Tutela della persona nel rapporto di lavoro
Il lavoratore ha diritto a svolgere la propria attività in un ambiente che rispetti la dignità, la salute e l’integrità psicofisica.
Condotte vessatorie, pressioni indebite, isolamento o demansionamento possono determinare una compromissione significativa dell’equilibrio personale e professionale.
In tali casi, l’ordinamento prevede strumenti di tutela sia sul piano risarcitorio sia sul piano previdenziale.
Mobbing: quando si configura
Il mobbing consiste in una serie di comportamenti reiterati e sistematici, posti in essere dal datore di lavoro o da altri soggetti dell’organizzazione, finalizzati a emarginare o colpire il lavoratore.
Possono rientrare in tale ambito:
- demansionamento o svuotamento delle mansioni
- isolamento dal contesto lavorativo
- contestazioni disciplinari strumentali
- trasferimenti ingiustificati
- comportamenti offensivi o umilianti
La valutazione deve essere effettuata considerando l’insieme delle condotte e il loro effetto nel tempo.
Stress lavoro-correlato e danno alla salute
Anche in assenza di una condotta qualificabile come mobbing, il lavoratore può subire un danno derivante da stress lavoro-correlato.
Si tratta di situazioni in cui:
- l’organizzazione del lavoro è eccessivamente gravosa
- mancano adeguate misure di tutela
- si determinano condizioni di forte pressione psicologica
Tali condizioni possono dar luogo a patologie psichiche o psicosomatiche.
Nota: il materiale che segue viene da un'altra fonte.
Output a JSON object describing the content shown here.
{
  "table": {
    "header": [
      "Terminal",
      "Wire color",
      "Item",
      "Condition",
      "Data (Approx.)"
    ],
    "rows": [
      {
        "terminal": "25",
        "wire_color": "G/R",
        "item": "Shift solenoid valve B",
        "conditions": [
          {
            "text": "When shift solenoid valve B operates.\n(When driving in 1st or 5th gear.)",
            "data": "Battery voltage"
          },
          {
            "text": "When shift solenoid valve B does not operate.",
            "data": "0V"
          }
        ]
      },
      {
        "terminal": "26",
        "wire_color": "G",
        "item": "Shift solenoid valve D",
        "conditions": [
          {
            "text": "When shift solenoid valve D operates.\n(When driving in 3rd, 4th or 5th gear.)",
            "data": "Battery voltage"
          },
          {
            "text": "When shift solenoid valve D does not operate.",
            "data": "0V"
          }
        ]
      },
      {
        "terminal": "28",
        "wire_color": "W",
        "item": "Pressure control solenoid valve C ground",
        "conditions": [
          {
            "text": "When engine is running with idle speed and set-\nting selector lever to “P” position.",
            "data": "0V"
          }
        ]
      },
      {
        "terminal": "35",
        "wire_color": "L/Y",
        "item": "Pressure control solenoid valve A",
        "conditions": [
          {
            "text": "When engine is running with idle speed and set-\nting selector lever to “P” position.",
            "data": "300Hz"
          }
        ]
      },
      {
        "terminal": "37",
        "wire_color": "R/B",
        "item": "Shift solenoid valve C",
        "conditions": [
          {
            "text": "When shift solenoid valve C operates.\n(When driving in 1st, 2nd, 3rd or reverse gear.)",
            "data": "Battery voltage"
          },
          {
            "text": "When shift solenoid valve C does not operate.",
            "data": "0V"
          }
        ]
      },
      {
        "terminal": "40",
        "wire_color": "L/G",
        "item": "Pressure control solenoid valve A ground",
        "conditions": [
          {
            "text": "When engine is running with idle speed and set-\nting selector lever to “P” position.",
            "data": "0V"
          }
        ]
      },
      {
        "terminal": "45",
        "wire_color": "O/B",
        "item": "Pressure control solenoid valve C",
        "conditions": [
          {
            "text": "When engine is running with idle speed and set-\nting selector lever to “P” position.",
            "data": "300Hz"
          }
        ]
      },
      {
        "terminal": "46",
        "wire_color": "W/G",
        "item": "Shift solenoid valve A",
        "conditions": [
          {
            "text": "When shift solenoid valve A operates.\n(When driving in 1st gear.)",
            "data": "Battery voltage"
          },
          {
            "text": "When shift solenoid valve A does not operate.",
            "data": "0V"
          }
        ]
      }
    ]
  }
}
Riconoscimento INAIL dello stress lavoro-correlato
Le patologie derivanti da stress lavoro-correlato possono essere riconosciute come malattia professionale dall’INAIL, anche a prescindere dalla responsabilità del datore di lavoro.
In tali casi:
- è necessario dimostrare il nesso causale o concausale tra attività lavorativa e patologia
- l’INAIL può riconoscere un indennizzo per il danno biologico
Responsabilità del datore di lavoro e risarcimento del danno
Può configurarsi la responsabilità del datore di lavoro ai sensi dell’art. 2087 c.c., qualora non abbia adottato tutte le misure necessarie a tutelare l’integrità del lavoratore.
In tali casi è possibile richiedere il risarcimento del danno, che può comprendere:
- danno biologico
- danno della sofferenza soggettiva
- ulteriori pregiudizi derivanti dalla lesione della persona
Le tutele INAIL e risarcitoria sono autonome e complementari.
Prova del danno e accertamento medico-legale
La tutela richiede:
- ricostruzione delle condizioni lavorative
- raccolta di elementi documentali e testimoniali
- accertamento medico-legale del danno
Tutela stragiudiziale e giudiziale
Le situazioni possono essere affrontate in via stragiudiziale o in sede giudiziale.